Sunday, 12 June 2011

Varanasi & the Ganges




Welcome to Varanasi - oldest living city in India, built on the banks of the holy Ganges River. By the time I reached Varanasi, I had endured a day of Jeep tracks down the mountains and 20 hours of train riding which in itself is a feat (especially if one includes the monkeys with face leprosy, the cockroaches for cabin mates and begging children that have eyes trained to pierce souls) to be welcomed to 46 degrees centigrade of blistering, sandstorm summer. All that and more couldnt stop the sight of ancient temples and ghats reaching down to the mighty Ganges taking my breath away. A site for Hindu pilgrims across India, it is the most revered site to die (you get to skip all the reincarnations and jump straight to enlightenment if you die in Varanasi) and an important pilgrimage site. It's also exceptionally beautiful.

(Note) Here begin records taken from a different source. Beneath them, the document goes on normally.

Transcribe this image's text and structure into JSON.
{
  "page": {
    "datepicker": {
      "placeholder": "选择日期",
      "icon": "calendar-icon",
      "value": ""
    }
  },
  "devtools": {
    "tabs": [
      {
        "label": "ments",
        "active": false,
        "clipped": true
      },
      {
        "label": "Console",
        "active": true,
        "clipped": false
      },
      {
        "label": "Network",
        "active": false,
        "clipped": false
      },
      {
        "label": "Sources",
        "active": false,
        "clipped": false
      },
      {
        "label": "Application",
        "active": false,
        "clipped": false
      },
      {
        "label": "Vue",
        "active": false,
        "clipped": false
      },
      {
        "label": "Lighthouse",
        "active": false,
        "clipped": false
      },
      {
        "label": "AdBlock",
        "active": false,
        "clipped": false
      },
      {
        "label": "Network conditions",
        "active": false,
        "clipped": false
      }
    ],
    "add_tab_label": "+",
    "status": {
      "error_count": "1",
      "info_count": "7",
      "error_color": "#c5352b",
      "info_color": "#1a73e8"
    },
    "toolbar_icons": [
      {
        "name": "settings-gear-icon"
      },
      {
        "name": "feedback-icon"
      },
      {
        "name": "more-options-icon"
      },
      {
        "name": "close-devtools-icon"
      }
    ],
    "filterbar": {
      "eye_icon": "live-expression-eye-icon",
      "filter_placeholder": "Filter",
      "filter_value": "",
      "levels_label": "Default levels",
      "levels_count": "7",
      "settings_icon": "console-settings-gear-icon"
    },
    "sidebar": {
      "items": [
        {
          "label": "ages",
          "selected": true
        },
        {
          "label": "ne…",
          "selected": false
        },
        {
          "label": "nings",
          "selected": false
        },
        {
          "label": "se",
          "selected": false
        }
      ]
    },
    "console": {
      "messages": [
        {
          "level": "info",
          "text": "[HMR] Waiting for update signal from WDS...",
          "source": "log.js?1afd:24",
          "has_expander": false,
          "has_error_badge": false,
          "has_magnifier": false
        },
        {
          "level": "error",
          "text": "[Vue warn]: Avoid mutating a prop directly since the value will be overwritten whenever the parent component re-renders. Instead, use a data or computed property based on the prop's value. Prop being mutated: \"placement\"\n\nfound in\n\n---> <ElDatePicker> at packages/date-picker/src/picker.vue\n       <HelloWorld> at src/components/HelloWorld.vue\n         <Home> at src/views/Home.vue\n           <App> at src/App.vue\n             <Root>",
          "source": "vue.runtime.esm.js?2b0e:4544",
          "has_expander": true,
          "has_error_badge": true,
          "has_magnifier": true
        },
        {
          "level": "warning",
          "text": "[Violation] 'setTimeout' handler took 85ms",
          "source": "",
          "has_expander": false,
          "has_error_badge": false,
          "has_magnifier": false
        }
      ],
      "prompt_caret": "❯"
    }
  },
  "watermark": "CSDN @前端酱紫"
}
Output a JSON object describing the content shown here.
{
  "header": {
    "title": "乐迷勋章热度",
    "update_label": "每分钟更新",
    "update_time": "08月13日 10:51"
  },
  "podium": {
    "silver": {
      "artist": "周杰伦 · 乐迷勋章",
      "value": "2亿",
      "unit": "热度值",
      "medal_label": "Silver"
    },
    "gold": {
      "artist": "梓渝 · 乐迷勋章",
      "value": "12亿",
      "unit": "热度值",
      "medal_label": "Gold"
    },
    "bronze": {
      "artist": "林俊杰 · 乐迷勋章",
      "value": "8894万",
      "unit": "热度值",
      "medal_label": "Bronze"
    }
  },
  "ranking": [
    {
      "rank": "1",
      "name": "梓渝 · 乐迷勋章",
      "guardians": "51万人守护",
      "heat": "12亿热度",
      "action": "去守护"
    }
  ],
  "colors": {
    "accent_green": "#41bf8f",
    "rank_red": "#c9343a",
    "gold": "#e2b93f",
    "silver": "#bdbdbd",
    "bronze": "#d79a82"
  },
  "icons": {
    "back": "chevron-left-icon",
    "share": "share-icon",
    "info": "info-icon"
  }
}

Like an ancient meeting place, people dressed in all colours of the imagination come down to the river side to bathe, wash clothes and give offerings.



And, more infamously, to burn the dead. The funeral pyres along the riverside are for cremating the dead but not everyone can afford to send their loved ones through the crematoriums. Informal and illegal fires along the edge of the river side are also used for cremating bodies, or sometimes partially cremating, depending on how much wood you can afford. There seems to be no concern to wash clothes, or yourself, quite literally right next to these fires.


 

Just back from the Ghats the winding alleyways are bustling with as much activity.

  
And you cant go anywhere without seeing a lively game of the national sport of India - wildly adored cricket. 





Saree washing is a special art in itself the long reams of fabric lined on stairways to dry.